While forging their own identities, brother and sister twins uncover family secrets.
With names that are nods to country music icons, twins Loretta and Waylon will be starting middle school in the fall and for the first time attending separate classes. They both have plans for the summer: Movie enthusiast Loretta, perpetual protector of her smaller-sized brother, plans to toughen him up; survival-story fan Waylon wants to prove he can defend himself. The siblings narrate in alternating chapters, addressing readers directly at times, and their stories blend when they stumble upon a clearing in the woods that they name the Circle of Stones.
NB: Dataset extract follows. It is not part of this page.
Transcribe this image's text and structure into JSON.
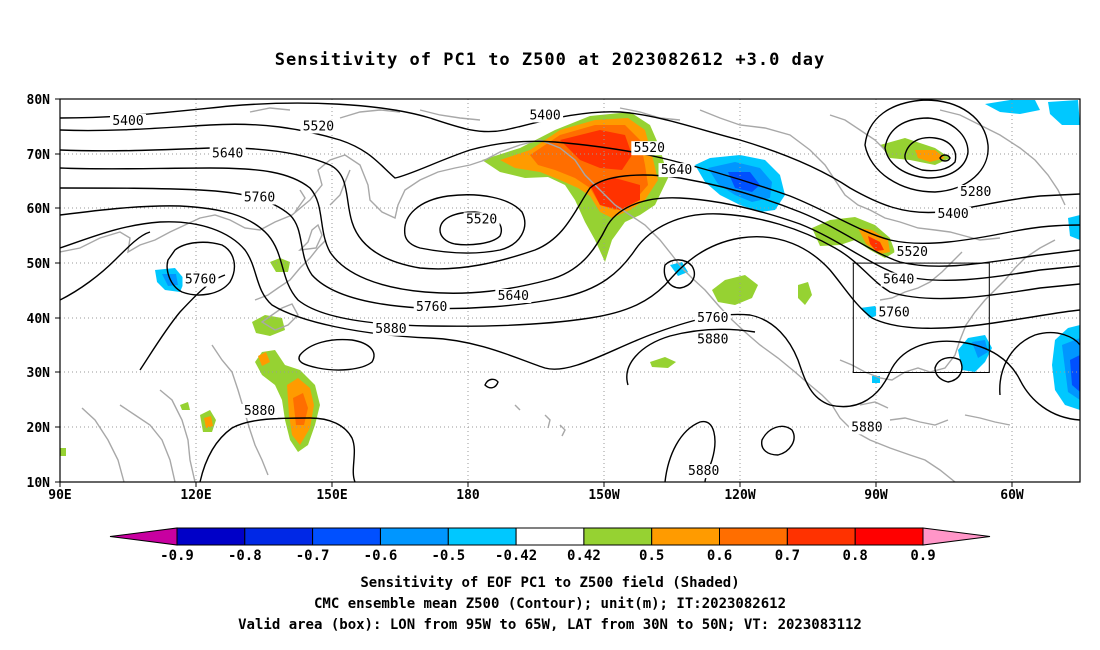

After meeting home-schooled Louie, whose mother is deemed “crazy” by the locals, Loretta and Waylon reference Indigenous coming-of-age ceremonies and include Louie in a series of their own rituals. These are meant to honor Forest Spirits, their name for what they believe are the spirits of unspecified people who explored these woods long ago. These invented ceremonies, along with mentions of such cultural elements as dream catchers, wigwams, and counting coup, recur in the narrative in ways that evoke exoticizing stereotypes of Native peoples. While conducting these rituals, Loretta and Waylon discover family connections and begin to understand the mental health issues that trouble Louie’s mother. Additional storylines involving school bullies and first crushes converge in a trite conclusion. Main characters read as White.
Explores changes that come with the transition to middle school but is marred by stereotyping.